Vic thought about that a moment. “Tense? So tense that if some tourist came up to you and asked you how to catch the J Train, you’re likely to beat them to death in the street?”
Livy shrugged. “Probably.”
Vic opened the passenger door. “Then you better get in.”
“Yeah, but—”
“In. My ‘scrawny neck’ can handle you . . . but some poor full-human just visiting for the day? He or she would probably not be so lucky. So get your ass in the car.”
“I guess you have a point.” Livy walked toward the car.
“So where are we going? Your house?” she asked.
“No. Someplace else. You’ll like it.”
Livy started to get in the SUV, but stopped, looked at Vic. “I . . . appreciate all this, but I’m still not ready to talk about—”

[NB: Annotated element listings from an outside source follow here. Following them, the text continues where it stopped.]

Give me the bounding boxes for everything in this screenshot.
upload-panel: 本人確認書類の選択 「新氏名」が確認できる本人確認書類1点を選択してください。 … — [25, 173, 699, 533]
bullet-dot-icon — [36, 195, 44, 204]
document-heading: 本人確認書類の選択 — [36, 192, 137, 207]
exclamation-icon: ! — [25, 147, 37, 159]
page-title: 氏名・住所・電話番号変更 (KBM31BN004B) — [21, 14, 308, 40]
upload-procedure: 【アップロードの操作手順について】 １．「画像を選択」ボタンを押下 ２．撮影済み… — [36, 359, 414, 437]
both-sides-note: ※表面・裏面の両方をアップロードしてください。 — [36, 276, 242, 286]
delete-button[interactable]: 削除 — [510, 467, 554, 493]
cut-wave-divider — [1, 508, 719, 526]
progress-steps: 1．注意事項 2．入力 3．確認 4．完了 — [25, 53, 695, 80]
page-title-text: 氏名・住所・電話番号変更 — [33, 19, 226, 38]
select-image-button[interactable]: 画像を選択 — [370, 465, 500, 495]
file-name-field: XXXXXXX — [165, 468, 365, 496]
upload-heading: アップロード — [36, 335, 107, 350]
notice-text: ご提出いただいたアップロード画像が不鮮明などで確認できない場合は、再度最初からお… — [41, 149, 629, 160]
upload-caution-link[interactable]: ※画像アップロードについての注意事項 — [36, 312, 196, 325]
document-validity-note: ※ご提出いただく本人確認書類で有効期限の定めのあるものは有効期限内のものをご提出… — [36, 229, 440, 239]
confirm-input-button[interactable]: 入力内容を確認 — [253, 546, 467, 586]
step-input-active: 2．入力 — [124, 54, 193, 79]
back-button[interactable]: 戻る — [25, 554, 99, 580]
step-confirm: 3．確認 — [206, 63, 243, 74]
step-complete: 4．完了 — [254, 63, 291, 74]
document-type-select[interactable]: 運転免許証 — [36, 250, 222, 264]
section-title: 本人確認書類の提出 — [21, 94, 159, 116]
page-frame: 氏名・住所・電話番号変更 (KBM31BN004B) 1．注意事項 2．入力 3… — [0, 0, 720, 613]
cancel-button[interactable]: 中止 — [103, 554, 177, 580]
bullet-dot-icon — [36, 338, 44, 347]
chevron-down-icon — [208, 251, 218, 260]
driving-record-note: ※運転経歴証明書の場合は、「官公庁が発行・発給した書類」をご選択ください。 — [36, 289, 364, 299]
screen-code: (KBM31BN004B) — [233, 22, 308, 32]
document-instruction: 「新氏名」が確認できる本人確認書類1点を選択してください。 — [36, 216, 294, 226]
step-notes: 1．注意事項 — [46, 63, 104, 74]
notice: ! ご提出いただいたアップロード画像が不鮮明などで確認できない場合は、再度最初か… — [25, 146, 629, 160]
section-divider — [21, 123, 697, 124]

“I’m taking you someplace where you can relax. That’s it. Besides, I’m not really in the mood to fix a bunch of badger holes in my house.”
Her smilewas small, but there. And he was surprised how much he needed to see that smile.
CHAPTER 12
When Livy woke up, she had no idea where she was.
Blinking the sleep out of her eyes, she tried to focus on the sights out her window. After a few minutes of staring, Livy finally asked Vic, “Where the hell are we?”
“Massachusetts.”
Livy’s head snapped around. “We’re where?”
“The great state of Massachusetts.”
He sounded so damn cheerful about it, she wanted to deck him.
“Why are we in the great state of Massachusetts?”
“I was trying to think of where I could take you that you could relax. I thought about Lake Baikal.”
“Lake Baikal?” Livy gawked at the man. “In Siberia?”
“Yeah. But that would be a lot of travel.”
Before Livy could respond to that ridiculous statement, he pulled up to a roadblock manned by several uniformed police.
“Great,” Livy muttered. “More cops.”
“Deputies,” Vic corrected. “And be nice.”
Vic stopped his SUV and rolled down the window. One of the deputies walked over, rested his forearm against the window frame, and leaned down to look inside. Because he had to lean way down, and his head nearly filled the entire open window . . . Livy knew this was a bear. One of those bears who had to live out in the middle of nowhere because their ginormous head would freak out the everyday full-human schoolchild.
“You brought me to bear territory?” Livy asked.
Vic shrugged. “It’s one of the few places in the world I feel completely comfortable. And I assume if I feel comfortable, you’ll feel comfortable with me.”
“And that logic works for you?”
“For the moment.”
The deputy eyed Vic, then Livy, then back to Vic.
“What’cha got there, Barinov?” The deputy sniffed the air, his wide nose making a disturbing amount of noise. “Don’t recognize the scent. And we don’t let just anybody into our little town.”
“This is Livy. Honey badger.”
The deputy’s grin was wide. “A honey badger? A real one?” he asked with what sounded like true enthusiasm. “Hey, guys,” he said to the other deputies, “we’ve got a real honey badger here!”
The deputies suddenly crowded around the SUV, all of them staring into the vehicle to get a look at Livy. As if she’d suddenly turned into a carnival sideshow.
“She is just the cutest little thing,” the first deputy said. Then he reached the longest arm Livy had ever seen on a human being across the cab and attempted to “coochie-coo” her face.